Stuttering Therapy for Children: Frequently Asked Questions
Thank you so much for your thoughful response and kind words. I have been doing my best to keep our home environment calm and relaxed, to maintain eye contact, and to decrease my speed when talking. When he and I are home alone, or just playing alone, the stuttering is lessened. last night, when my parents watched him for a little while, his stuttering increased a lot. Worse than I have seen it, because he was so excited. They play with him so much, and make him so happy, that he gets excited. I have tried to tell them to slow down a little bit, but I'm not sure they have. So, it's hard for me to see him after a couple of hours spent with them, and it makes me feel bad all-around. It's no one's fault, but I just feel very protective of him right now.

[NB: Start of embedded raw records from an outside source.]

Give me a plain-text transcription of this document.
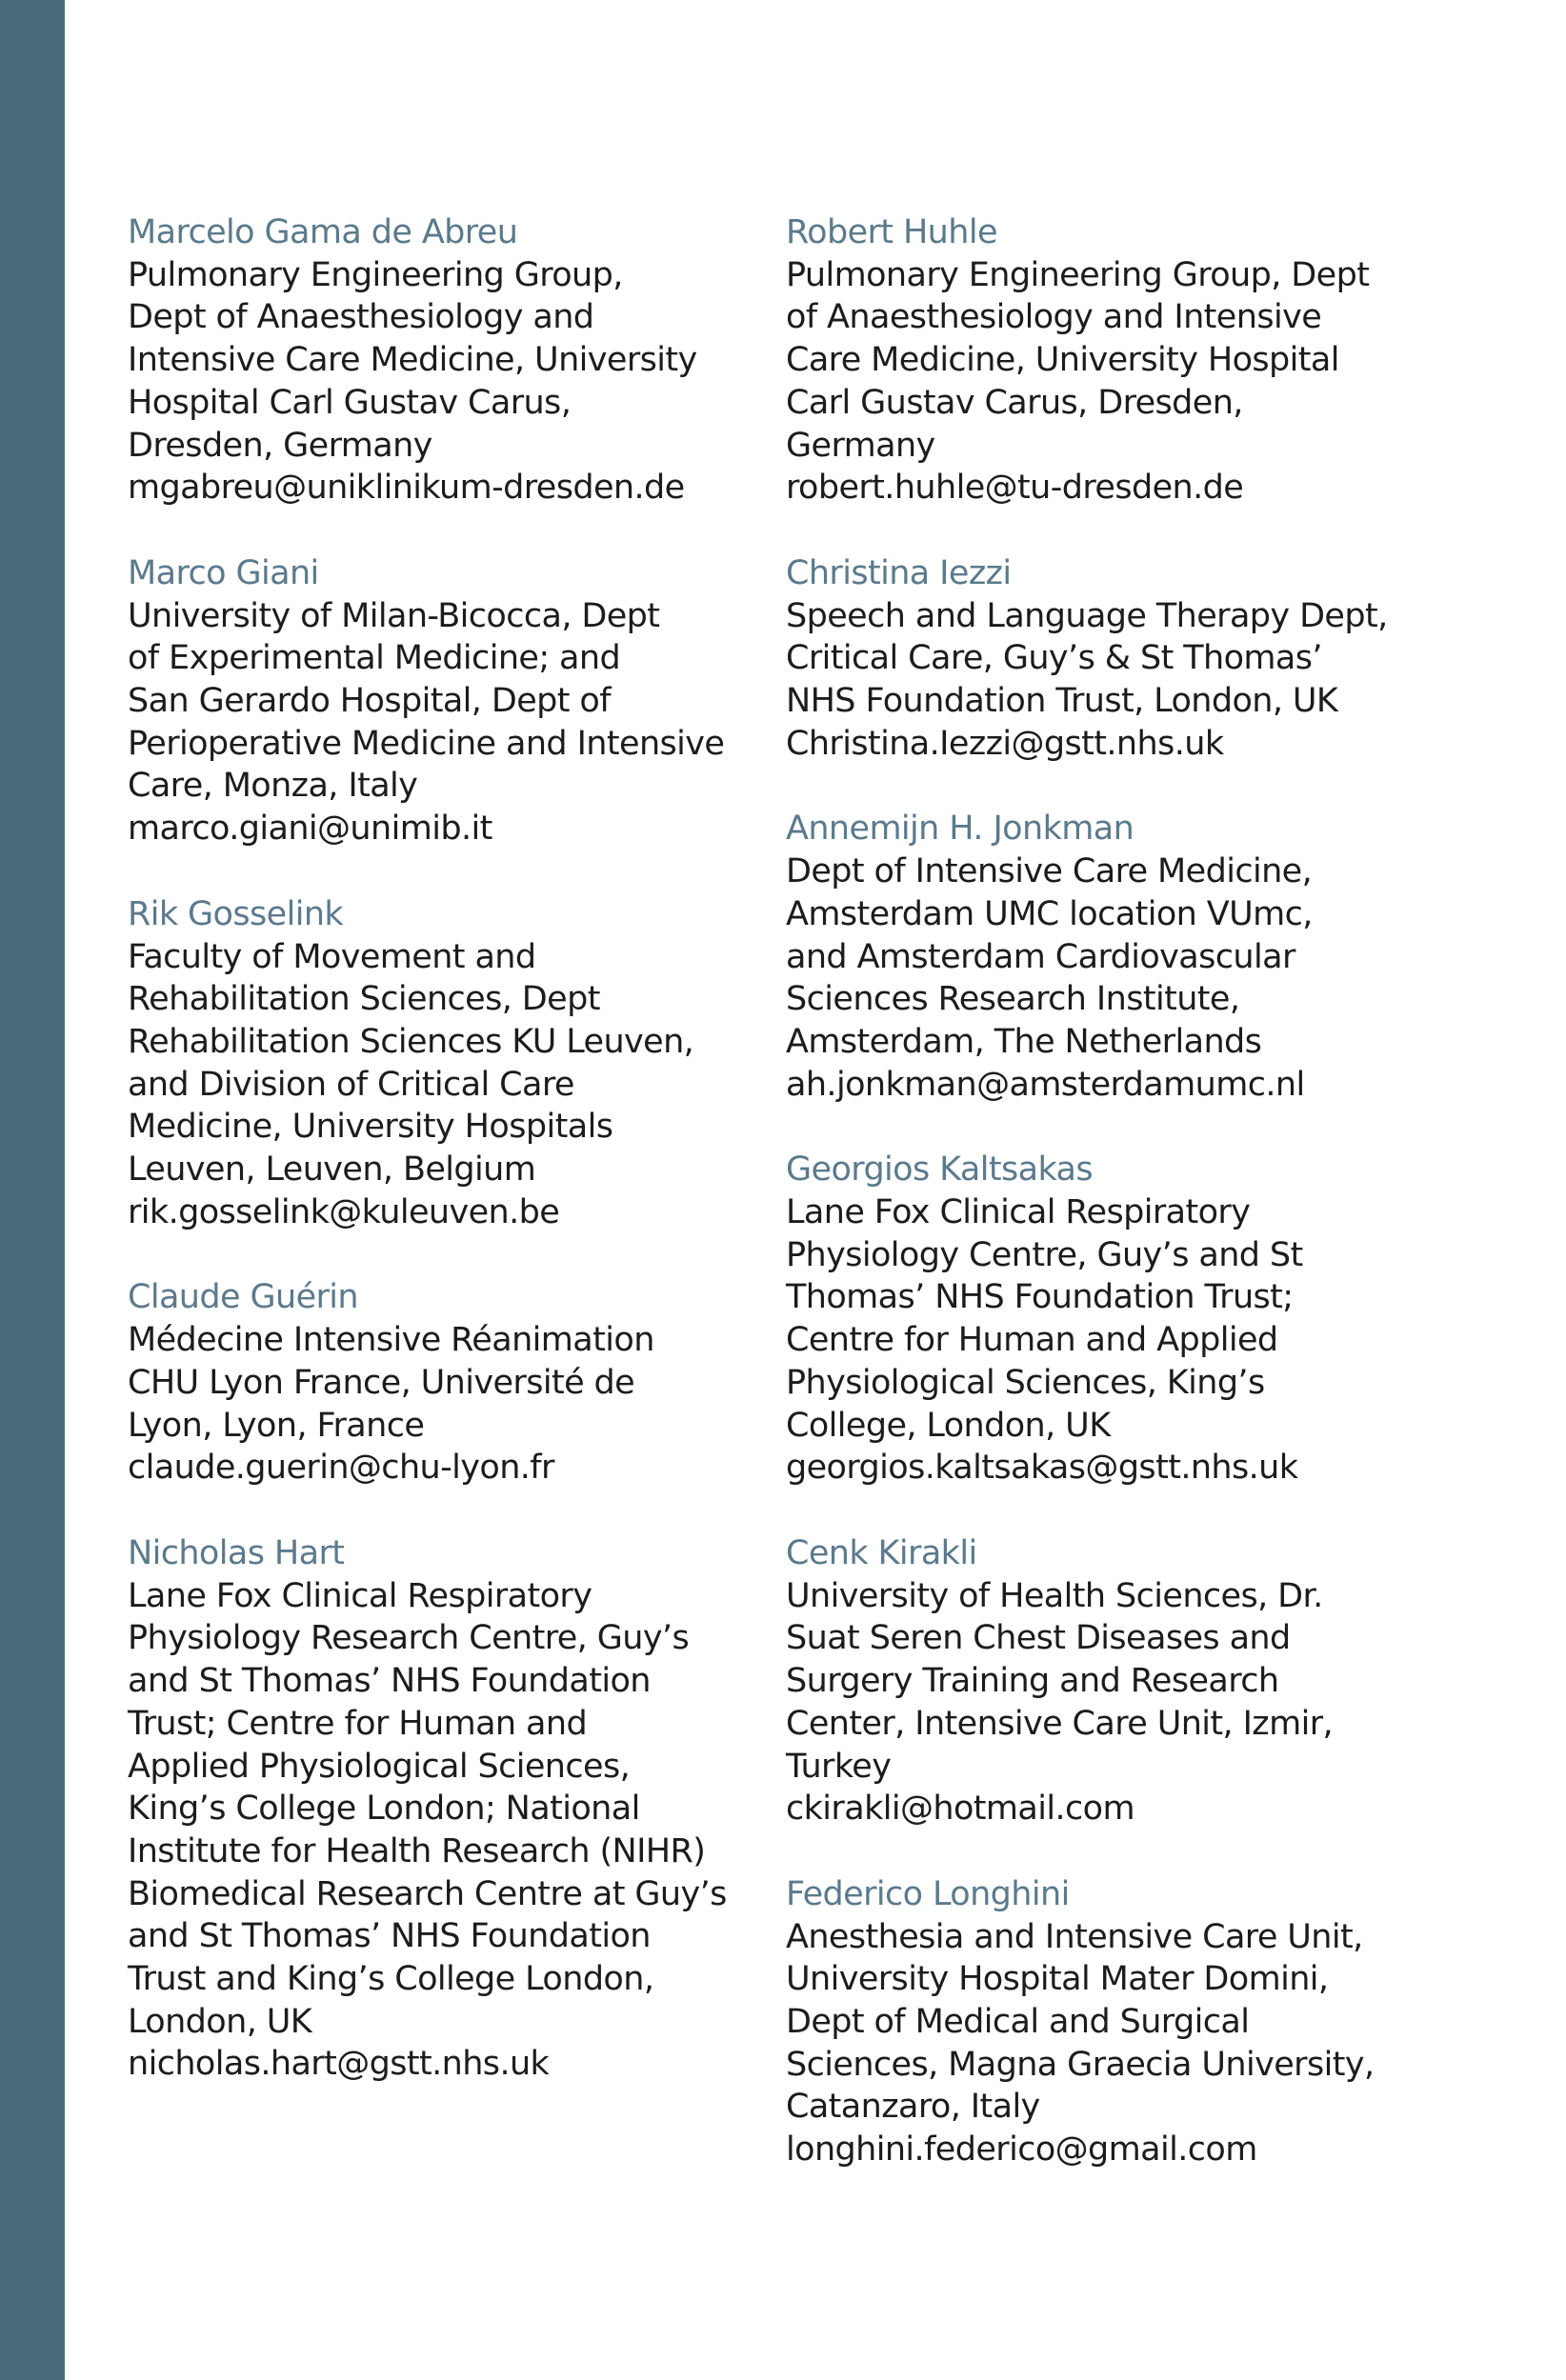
Marcelo Gama de Abreu
Pulmonary Engineering Group,
Dept of Anaesthesiology and
Intensive Care Medicine, University
Hospital Carl Gustav Carus,
Dresden, Germany
mgabreu@uniklinikum-dresden.de
Marco Giani
University of Milan-Bicocca, Dept
of Experimental Medicine; and
San Gerardo Hospital, Dept of
Perioperative Medicine and Intensive
Care, Monza, Italy
marco.giani@unimib.it
Rik Gosselink
Faculty of Movement and
Rehabilitation Sciences, Dept
Rehabilitation Sciences KU Leuven,
and Division of Critical Care
Medicine, University Hospitals
Leuven, Leuven, Belgium
rik.gosselink@kuleuven.be
Claude Guérin
Médecine Intensive Réanimation
CHU Lyon France, Université de
Lyon, Lyon, France
claude.guerin@chu-lyon.fr
Nicholas Hart
Lane Fox Clinical Respiratory
Physiology Research Centre, Guy’s
and St Thomas’ NHS Foundation
Trust; Centre for Human and
Applied Physiological Sciences,
King’s College London; National
Institute for Health Research (NIHR)
Biomedical Research Centre at Guy’s
and St Thomas’ NHS Foundation
Trust and King’s College London,
London, UK
nicholas.hart@gstt.nhs.uk
Robert Huhle
Pulmonary Engineering Group, Dept
of Anaesthesiology and Intensive
Care Medicine, University Hospital
Carl Gustav Carus, Dresden,
Germany
robert.huhle@tu-dresden.de
Christina Iezzi
Speech and Language Therapy Dept,
Critical Care, Guy’s & St Thomas’
NHS Foundation Trust, London, UK
Christina.Iezzi@gstt.nhs.uk
Annemijn H. Jonkman
Dept of Intensive Care Medicine,
Amsterdam UMC location VUmc,
and Amsterdam Cardiovascular
Sciences Research Institute,
Amsterdam, The Netherlands
ah.jonkman@amsterdamumc.nl
Georgios Kaltsakas
Lane Fox Clinical Respiratory
Physiology Centre, Guy’s and St
Thomas’ NHS Foundation Trust;
Centre for Human and Applied
Physiological Sciences, King’s
College, London, UK
georgios.kaltsakas@gstt.nhs.uk
Cenk Kirakli
University of Health Sciences, Dr.
Suat Seren Chest Diseases and
Surgery Training and Research
Center, Intensive Care Unit, Izmir,
Turkey
ckirakli@hotmail.com
Federico Longhini
Anesthesia and Intensive Care Unit,
University Hospital Mater Domini,
Dept of Medical and Surgical
Sciences, Magna Graecia University,
Catanzaro, Italy
longhini.federico@gmail.com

He is especially vocal for his age, and speaks constantly. I've even noticed completion of some larger, newer, words this week. It's like you can see his mind working but his vocabulary is not (to the extent he wants it to). We were at the park with a little boy exactly his age, and my son is speaking WAY more than he is. So, it just makes me wonder (and hope) that this could be more closely related to growth in linguistic skill, and age.
I suppose my biggest worry is that he will be a lifelong stutterer, and that therapy will need to maintine forever. I would hate this to be a lifelong struggle for him.
lastly, my husband is worried it's a medical problem, as it came out of the blue before/during a terrible ear infection. So, I think he/we are scared that perhaps all of the medicine (cough medicine too) might have contributed? Scary.
Thanks so much for being so kind to offer support and advice. It means so much.